I began noticing this about two years ago, and a quick search of the New York Times archive suggests that I wasn’t imagining it.

There has indeed been a drop in the use of “investment bank” in Times headlines over the last two years.

The full term was used four times in the first half of 2006, but not at all during the rest of the year. Since then, the full term hasn’t been seen much in headlines—only once in 2007 and once so far in 2008.

As you might imagine, there’s been no shortage of articles about investment banks in the Times over the last two years. At least seven headlines in 2007 and five in 2008 referred to them merely as “banks.”

I’m not quite sure what to make of all this, since the use of the term “investment bank” in headlines has gone up and down over the years.

For instance, it was used quite often in the late ‘90s (at least eight times in ’98 and another eight in ’99), but much less in the early years of the new millennium.

It would take a lot more research to determine how much of this had to do with editorial decisions at the Times or the ups and downs in investment banking.

By the way, I couldn’t find any citations in the Oxford English Dictionary for “bank” used on its own to refer to an investment bank. The earliest published reference in the OED for “investment banking” dates from 1922. The earliest for “investment banker” is from 1938 and for “investment bank” from 1963.

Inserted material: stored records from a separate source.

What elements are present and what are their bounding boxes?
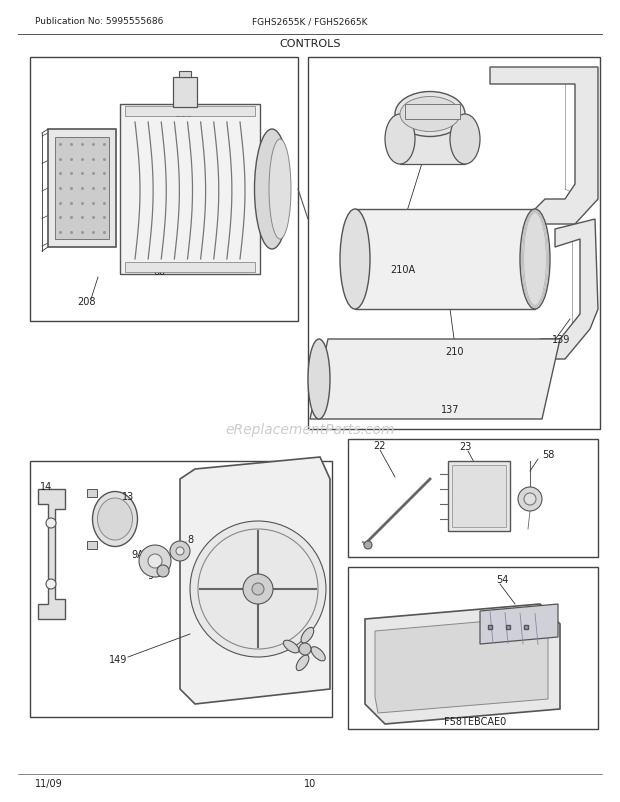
Bar [120, 105, 260, 274]
Ellipse shape [296, 655, 309, 670]
Ellipse shape [311, 647, 326, 661]
Polygon shape [375, 618, 548, 713]
Text: 5: 5 [302, 565, 308, 574]
Text: CONTROLS: CONTROLS [279, 39, 341, 49]
Circle shape [157, 565, 169, 577]
Bar [448, 461, 510, 532]
Circle shape [243, 574, 273, 604]
Text: F58TEBCAE0: F58TEBCAE0 [444, 716, 506, 726]
Bar [452, 465, 506, 528]
Polygon shape [480, 604, 558, 644]
Text: 10: 10 [304, 778, 316, 788]
Circle shape [190, 521, 326, 657]
Ellipse shape [308, 339, 330, 419]
Text: 13: 13 [122, 492, 134, 501]
Bar [87, 489, 97, 497]
Text: FGHS2655K / FGHS2665K: FGHS2655K / FGHS2665K [252, 18, 368, 26]
Text: 149: 149 [109, 654, 127, 664]
Text: 22: 22 [374, 440, 386, 451]
Circle shape [299, 643, 311, 655]
Polygon shape [38, 489, 65, 619]
Ellipse shape [340, 210, 370, 310]
Text: 58: 58 [542, 449, 554, 460]
Text: Publication No: 5995555686: Publication No: 5995555686 [35, 18, 164, 26]
Bar [30, 461, 332, 717]
Ellipse shape [385, 115, 415, 164]
Circle shape [176, 547, 184, 555]
Polygon shape [310, 339, 560, 419]
Bar [30, 58, 298, 322]
Bar [48, 130, 116, 248]
Ellipse shape [395, 92, 465, 137]
Bar [173, 78, 197, 107]
Polygon shape [490, 68, 598, 225]
Text: 54: 54 [496, 574, 508, 585]
Text: 81: 81 [255, 203, 267, 213]
Circle shape [170, 541, 190, 561]
Ellipse shape [97, 498, 133, 541]
Ellipse shape [301, 628, 314, 643]
Text: 11/09: 11/09 [35, 778, 63, 788]
Bar [308, 58, 600, 429]
Ellipse shape [92, 492, 138, 547]
Ellipse shape [254, 130, 290, 249]
Text: 9A: 9A [131, 549, 144, 559]
Text: 115: 115 [175, 109, 193, 119]
Text: 23: 23 [459, 441, 471, 452]
Circle shape [139, 545, 171, 577]
Circle shape [524, 493, 536, 505]
Bar [355, 210, 535, 310]
Bar [405, 105, 460, 119]
Bar [348, 439, 598, 557]
Circle shape [518, 488, 542, 512]
Bar [179, 72, 191, 78]
Bar [55, 138, 109, 240]
Circle shape [148, 554, 162, 569]
Ellipse shape [269, 140, 291, 240]
Bar [400, 115, 465, 164]
Circle shape [46, 579, 56, 589]
Text: 210A: 210A [390, 265, 415, 274]
Text: 139: 139 [552, 334, 570, 345]
Text: 208: 208 [77, 297, 95, 306]
Ellipse shape [400, 97, 460, 132]
Ellipse shape [450, 115, 480, 164]
Polygon shape [180, 457, 330, 704]
Circle shape [252, 583, 264, 595]
Text: eReplacementParts.com: eReplacementParts.com [225, 423, 395, 436]
Bar [125, 263, 255, 273]
Polygon shape [365, 604, 560, 724]
Ellipse shape [283, 641, 299, 653]
Text: 14: 14 [40, 481, 52, 492]
Text: 209: 209 [58, 152, 76, 162]
Bar [87, 541, 97, 549]
Text: 9: 9 [147, 570, 153, 581]
Text: 8: 8 [187, 534, 193, 545]
Ellipse shape [520, 210, 550, 310]
Circle shape [364, 541, 372, 549]
Bar [348, 567, 598, 729]
Text: 60: 60 [154, 267, 166, 277]
Polygon shape [540, 220, 598, 359]
Circle shape [46, 518, 56, 529]
Text: 210: 210 [446, 346, 464, 357]
Bar [125, 107, 255, 117]
Text: 137: 137 [441, 404, 459, 415]
Text: 50: 50 [419, 674, 431, 684]
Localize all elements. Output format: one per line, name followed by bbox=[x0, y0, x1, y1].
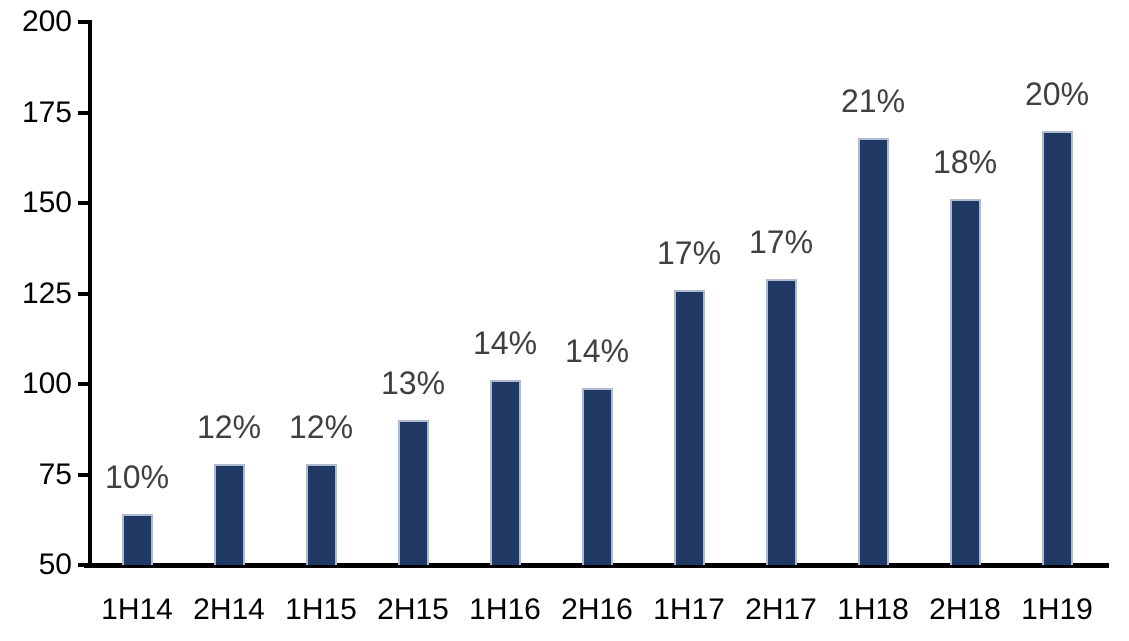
bar bbox=[1041, 131, 1073, 565]
bar bbox=[765, 279, 797, 565]
x-category-label: 1H18 bbox=[837, 593, 909, 626]
x-axis-line bbox=[84, 563, 1109, 568]
x-category-label: 2H15 bbox=[377, 593, 449, 626]
y-tick bbox=[78, 472, 91, 477]
bar bbox=[949, 199, 981, 565]
x-category-label: 1H15 bbox=[285, 593, 357, 626]
bar bbox=[581, 388, 613, 565]
y-tick-label: 100 bbox=[21, 367, 72, 400]
y-tick-label: 50 bbox=[38, 548, 72, 581]
bar-value-label: 14% bbox=[564, 333, 630, 369]
y-tick bbox=[78, 563, 91, 567]
bar-value-label: 17% bbox=[748, 224, 814, 260]
bar-value-label: 21% bbox=[840, 83, 906, 119]
y-tick bbox=[78, 20, 91, 24]
y-tick bbox=[78, 110, 91, 115]
bar-value-label: 20% bbox=[1024, 76, 1090, 112]
bar-value-label: 18% bbox=[932, 144, 998, 180]
x-category-label: 1H14 bbox=[101, 593, 173, 626]
y-tick bbox=[78, 291, 91, 296]
bar bbox=[213, 464, 245, 565]
x-category-label: 2H17 bbox=[745, 593, 817, 626]
bar bbox=[121, 514, 153, 565]
y-tick-label: 75 bbox=[38, 457, 72, 491]
x-category-label: 1H17 bbox=[653, 593, 725, 626]
bar-value-label: 14% bbox=[472, 325, 538, 361]
x-category-label: 1H16 bbox=[469, 593, 541, 626]
bar bbox=[489, 380, 521, 565]
bar bbox=[397, 420, 429, 565]
bar bbox=[305, 464, 337, 565]
y-tick bbox=[78, 382, 91, 386]
y-tick bbox=[78, 201, 91, 205]
y-tick-label: 200 bbox=[21, 5, 72, 38]
bar-value-label: 17% bbox=[656, 235, 722, 271]
y-tick-label: 125 bbox=[21, 276, 72, 310]
x-category-label: 2H18 bbox=[929, 593, 1001, 626]
x-category-label: 2H16 bbox=[561, 593, 633, 626]
y-tick-label: 175 bbox=[21, 95, 72, 129]
bar bbox=[857, 138, 889, 565]
bar bbox=[673, 290, 705, 565]
bar-value-label: 12% bbox=[288, 409, 354, 445]
bar-value-label: 10% bbox=[104, 459, 170, 495]
bar-value-label: 13% bbox=[380, 365, 446, 401]
bar-value-label: 12% bbox=[196, 409, 262, 445]
x-category-label: 2H14 bbox=[193, 593, 265, 626]
x-category-label: 1H19 bbox=[1021, 593, 1093, 626]
y-tick-label: 150 bbox=[21, 186, 72, 219]
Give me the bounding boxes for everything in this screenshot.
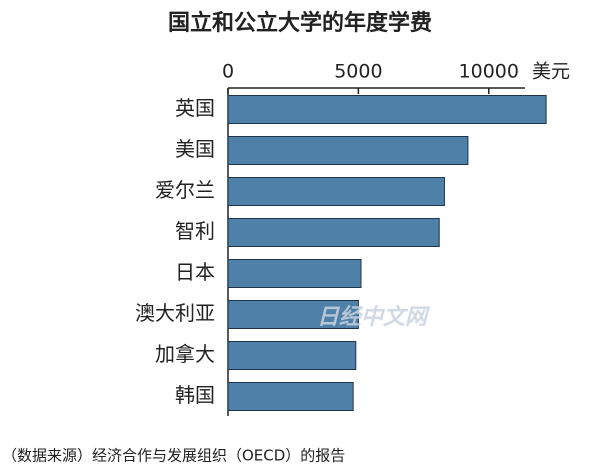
bar	[227, 218, 440, 247]
x-tick-label: 0	[222, 61, 234, 83]
y-tick-label: 韩国	[175, 383, 215, 407]
y-tick-label: 澳大利亚	[135, 301, 215, 325]
y-tick-label: 智利	[175, 219, 215, 243]
y-tick-label: 爱尔兰	[155, 178, 215, 202]
y-tick-label: 日本	[175, 260, 215, 284]
source-note: （数据来源）经济合作与发展组织（OECD）的报告	[2, 447, 345, 465]
watermark: 日经中文网	[317, 304, 430, 330]
bar	[227, 300, 359, 329]
bar	[227, 341, 357, 370]
y-tick-label: 英国	[175, 96, 215, 120]
x-tick-label: 10000	[459, 61, 519, 83]
y-tick-label: 加拿大	[155, 342, 215, 366]
y-tick-label: 美国	[175, 137, 215, 161]
chart-title: 国立和公立大学的年度学费	[168, 10, 432, 36]
bar	[227, 177, 445, 206]
bar	[227, 382, 354, 411]
bar	[227, 95, 547, 124]
axis-unit: 美元	[532, 61, 570, 83]
x-tick-label: 5000	[334, 61, 382, 83]
bar	[227, 259, 362, 288]
bar	[227, 136, 469, 165]
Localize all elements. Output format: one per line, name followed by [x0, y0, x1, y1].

In Anglo-Saxon days, according to the OED, the word “bank” (banca in Old English) referred to a bench or platform or stage. By the 15th century, it had come to mean a money changer’s place of business (from his table or counter).

The word was first used in its modern sense (an establishment to keep money, lend it, or invest it) in the 16th century.

The entries for “bank” in The American Heritage Dictionary of the English Language (4th ed.) and Merriam-Webster’s Collegiate Dictionary (11th ed.) make no mention of investment banks. (American Heritage has a separate entry for “investment bank,” but it doesn’t include the short form.)

The New York Times’s online financial glossary defines investment banks as financial institutions that provide such services as “aiding in the sale of securities, facilitating mergers and other corporate reorganizations, acting as brokers to both individual and institutional clients, and trading for their own accounts.”

The glossary doesn’t define plain old banks.

Should the Times (as well as every other paper) be clearer in its news pages about the difference between banks and investment banks? I think so. After all, investment banks aren’t subject to the same stringent regulations that banks are. And it never hurts to remind us of that.